The last three Thanksgivings I celebrated with my (away at college) son by going to a good quality restaurant that served a seasonal turkey dinner and had or was close to a large screen TV for the football games, This year it was Fiamma at the MGM Grand in Vegas.

But why not Christmas? Even if you have a tree, toys, all the rest, why is it unthinkable you might prefer to take the whole clan out to a roast ham or turkey dinner? This way you don't end up with a home full of wrapping paper and dirty dishes to clean. Chinese is of course another great alternative to go with the idea of Eating Out Holidays.

@1, Christmas is for those who want it. Period.
Even Justice Kagan hits the Chinese restaurant on Christmas Day. Remember her conformation hearings when she was asked how she celebrated the holiday?
@1: another non-believer who doesn't celebrate. More than happy to have the day off, which I use to sleep in as late as I want, see a movie, and eat Chinese. The perfect Xmas for me is spent somewhere in SE Asia where the day can pass more or less unnoticed (sadly, far less likely now than even just 10-15 yrs ago).
Kosher and Chinese? Shirley you jest. Chinese cuisine is full of things such as pork and shellfish. In no way can this be kosher. Even should you opt for something that's not pork or shellfish the vessels used to prepare this stuff have not been "koshered" and it's highly unlikely in fact probably impossible that Chinese restaurants have received kosher certification. Jews well know that Chinese cooking is not kosher.…
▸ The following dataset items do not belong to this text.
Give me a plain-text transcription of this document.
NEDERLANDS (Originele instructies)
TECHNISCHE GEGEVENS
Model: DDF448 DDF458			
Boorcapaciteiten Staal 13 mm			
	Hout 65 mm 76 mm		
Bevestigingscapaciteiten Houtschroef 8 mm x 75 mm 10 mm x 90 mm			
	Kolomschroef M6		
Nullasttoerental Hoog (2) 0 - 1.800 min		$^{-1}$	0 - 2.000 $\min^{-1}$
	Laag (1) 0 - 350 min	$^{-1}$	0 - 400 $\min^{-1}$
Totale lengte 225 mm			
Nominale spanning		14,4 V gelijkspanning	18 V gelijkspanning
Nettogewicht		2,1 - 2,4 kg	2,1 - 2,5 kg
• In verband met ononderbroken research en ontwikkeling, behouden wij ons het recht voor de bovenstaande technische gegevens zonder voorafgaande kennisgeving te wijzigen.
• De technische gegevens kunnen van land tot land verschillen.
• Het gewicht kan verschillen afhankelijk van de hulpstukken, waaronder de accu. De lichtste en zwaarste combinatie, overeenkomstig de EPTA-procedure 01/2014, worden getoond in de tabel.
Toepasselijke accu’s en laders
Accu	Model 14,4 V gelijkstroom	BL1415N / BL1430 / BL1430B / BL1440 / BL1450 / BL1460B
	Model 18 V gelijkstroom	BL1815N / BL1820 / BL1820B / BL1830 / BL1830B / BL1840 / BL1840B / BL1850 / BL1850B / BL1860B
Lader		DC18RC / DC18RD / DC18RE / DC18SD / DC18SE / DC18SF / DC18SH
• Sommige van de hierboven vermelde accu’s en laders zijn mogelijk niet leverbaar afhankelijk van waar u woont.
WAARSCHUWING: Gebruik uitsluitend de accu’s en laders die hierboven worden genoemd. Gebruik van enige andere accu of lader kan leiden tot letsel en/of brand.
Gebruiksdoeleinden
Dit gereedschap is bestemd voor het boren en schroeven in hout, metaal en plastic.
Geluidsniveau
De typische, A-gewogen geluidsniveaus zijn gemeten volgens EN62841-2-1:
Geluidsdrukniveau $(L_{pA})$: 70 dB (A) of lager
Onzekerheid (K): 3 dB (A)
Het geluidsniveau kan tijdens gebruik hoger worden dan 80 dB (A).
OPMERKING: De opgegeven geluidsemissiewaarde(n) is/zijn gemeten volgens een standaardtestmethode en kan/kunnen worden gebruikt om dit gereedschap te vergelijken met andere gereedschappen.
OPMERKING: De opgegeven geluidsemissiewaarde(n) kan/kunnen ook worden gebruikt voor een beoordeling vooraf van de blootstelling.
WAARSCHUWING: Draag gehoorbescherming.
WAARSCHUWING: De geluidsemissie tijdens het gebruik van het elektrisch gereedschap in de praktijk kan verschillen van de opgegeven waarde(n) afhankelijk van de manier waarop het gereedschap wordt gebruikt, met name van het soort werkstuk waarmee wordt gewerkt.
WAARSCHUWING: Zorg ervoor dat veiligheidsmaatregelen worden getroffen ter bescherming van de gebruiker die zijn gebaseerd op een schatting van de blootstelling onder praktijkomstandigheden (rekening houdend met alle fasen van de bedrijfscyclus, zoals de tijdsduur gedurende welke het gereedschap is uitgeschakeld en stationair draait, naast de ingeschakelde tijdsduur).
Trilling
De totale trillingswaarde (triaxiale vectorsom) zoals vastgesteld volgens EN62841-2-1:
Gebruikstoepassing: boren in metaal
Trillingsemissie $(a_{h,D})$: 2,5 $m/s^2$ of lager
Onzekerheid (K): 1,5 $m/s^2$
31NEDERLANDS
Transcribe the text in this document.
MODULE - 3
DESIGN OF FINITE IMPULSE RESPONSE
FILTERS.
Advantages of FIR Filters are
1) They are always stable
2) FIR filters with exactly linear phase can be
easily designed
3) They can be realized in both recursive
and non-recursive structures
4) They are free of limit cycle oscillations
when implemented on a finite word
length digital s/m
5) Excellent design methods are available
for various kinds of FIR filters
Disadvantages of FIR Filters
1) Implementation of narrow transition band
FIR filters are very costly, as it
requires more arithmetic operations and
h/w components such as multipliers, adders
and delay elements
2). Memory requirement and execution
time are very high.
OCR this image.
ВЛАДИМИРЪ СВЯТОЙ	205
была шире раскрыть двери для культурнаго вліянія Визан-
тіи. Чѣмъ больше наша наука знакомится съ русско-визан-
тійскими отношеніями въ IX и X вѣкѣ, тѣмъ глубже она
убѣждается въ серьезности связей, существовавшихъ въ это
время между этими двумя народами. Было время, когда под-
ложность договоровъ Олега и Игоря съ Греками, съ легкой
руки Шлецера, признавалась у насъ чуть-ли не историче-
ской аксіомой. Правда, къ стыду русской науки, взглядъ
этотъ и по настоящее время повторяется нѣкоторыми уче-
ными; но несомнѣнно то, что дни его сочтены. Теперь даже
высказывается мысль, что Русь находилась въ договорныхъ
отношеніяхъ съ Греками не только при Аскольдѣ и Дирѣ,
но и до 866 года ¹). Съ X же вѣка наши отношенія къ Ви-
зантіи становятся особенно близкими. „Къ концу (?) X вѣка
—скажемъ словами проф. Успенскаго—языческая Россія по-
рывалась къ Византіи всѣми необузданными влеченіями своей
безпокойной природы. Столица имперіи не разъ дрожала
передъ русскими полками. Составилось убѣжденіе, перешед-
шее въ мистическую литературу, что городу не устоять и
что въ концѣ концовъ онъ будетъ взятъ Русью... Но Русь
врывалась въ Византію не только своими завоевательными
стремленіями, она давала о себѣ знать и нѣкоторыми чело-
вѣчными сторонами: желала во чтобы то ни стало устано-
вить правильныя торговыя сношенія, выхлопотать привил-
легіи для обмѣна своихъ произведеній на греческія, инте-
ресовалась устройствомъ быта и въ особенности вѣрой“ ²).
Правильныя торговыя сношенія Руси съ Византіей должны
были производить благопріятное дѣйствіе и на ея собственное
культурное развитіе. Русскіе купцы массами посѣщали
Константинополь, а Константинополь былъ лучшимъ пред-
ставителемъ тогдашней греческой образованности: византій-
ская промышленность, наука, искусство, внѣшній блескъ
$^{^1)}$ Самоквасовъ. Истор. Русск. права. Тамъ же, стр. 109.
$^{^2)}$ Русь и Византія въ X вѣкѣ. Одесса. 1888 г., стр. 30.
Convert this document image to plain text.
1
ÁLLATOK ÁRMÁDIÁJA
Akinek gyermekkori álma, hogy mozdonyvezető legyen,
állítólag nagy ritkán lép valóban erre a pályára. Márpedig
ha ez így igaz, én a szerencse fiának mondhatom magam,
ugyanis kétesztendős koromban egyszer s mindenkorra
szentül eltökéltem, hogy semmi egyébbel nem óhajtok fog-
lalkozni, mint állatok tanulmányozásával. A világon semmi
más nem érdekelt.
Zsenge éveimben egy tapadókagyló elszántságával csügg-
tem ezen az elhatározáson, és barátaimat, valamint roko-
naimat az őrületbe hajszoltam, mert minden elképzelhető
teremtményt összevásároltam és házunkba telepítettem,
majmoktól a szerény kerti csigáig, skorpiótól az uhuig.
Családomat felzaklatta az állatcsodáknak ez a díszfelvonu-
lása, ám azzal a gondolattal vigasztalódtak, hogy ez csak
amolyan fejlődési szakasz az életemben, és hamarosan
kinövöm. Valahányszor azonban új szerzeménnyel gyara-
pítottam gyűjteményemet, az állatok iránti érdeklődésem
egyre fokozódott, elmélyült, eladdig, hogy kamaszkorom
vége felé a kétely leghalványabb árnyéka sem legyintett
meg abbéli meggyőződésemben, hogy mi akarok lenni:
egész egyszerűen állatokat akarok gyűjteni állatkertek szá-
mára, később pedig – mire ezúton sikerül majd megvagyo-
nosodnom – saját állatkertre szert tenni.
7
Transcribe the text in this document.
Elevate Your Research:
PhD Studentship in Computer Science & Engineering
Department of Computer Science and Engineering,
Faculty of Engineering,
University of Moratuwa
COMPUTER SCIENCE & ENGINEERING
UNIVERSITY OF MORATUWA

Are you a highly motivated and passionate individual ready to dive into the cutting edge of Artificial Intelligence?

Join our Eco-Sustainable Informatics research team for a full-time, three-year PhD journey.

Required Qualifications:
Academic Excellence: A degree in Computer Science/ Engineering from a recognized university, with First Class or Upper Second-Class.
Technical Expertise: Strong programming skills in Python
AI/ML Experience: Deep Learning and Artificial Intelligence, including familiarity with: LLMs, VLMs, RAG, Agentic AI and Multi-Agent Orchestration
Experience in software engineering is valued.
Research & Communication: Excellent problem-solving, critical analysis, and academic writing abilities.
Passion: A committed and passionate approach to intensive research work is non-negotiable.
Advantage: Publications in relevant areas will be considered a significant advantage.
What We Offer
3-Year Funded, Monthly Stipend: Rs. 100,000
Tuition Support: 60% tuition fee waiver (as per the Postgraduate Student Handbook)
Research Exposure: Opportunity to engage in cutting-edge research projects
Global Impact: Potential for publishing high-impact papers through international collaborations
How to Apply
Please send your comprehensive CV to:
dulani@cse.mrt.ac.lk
@2: Right, you celebrate Christmas in your own way, going out with friends, feasting, and talking about how consumerism is vile and being holier than thou about it. Exactly what I said.

@4: That is exactly what I said.

@2, @4, you TOTES missed what Teddy Gore was getting at. I got it. I appreciate it.
Some "middle eastern" & Indian restaurants are also open today.
"The United States ... has more CAFETERIA Christians than any other country on Earth." There, I fixed it for you.

Head down to little Saigon or Rainier Valley business areas, you won't even notice it's Christmas. Most of the Vietnamese restaurants will be open.
When sour, miserable hipster contrarians make a point of not celebrating Christmas and then tell people about it they are in fact celebrating Christmas by default.

Merry Christmas sincerely to all of you!
I think this might be the record for the most stale stealth repost yet. That's some Christmas spirit there.
Definitely check out "in search of general tso". (On Netflix). It covers the Jewish Chinese restaurant Xmas connection and more...
Shanghai Garden was closed on both Christmas Eve and Christmas Day this year.
Ooops. I was wrong. My wife and I had wanted to go to Shanghai Garden on Christmas Eve...we checked their Facebook page and they said they'd be closed on both Christmas Eve & Christmas Day. We were disappointed but we made other arrangements.

Turns out, that Facebook page is for their Issaquah location...and Seattle was open.

Sorry to spread bad info...and sorry to miss those hand shaven noodles!
My parents took us for Chinese on Christmas for years - either on Christmas Eve (before midnight Mass) or Christmas Day (if we went to church that day instead). We also went bowling on Christmas Day, which was the only time my parents would even dream of bowling.
This was the first year I ever went out for Chinese on Christmas Day, and it was a hoot. The one hour wait was a bit of a drag, but the walk thru the ID, where I really never go, was interesting. And the eventual dim sum at Jade Garden was delicious (honey-walnut shrimp, come to me now!). I would say that this is a tradition worth starting for the years to come.
The opening line from this article is not true. It's not even kind of true. Literally five seconds will find you all sorts of countries more Christian than the US.

You can start with every single country south of the US. All of them.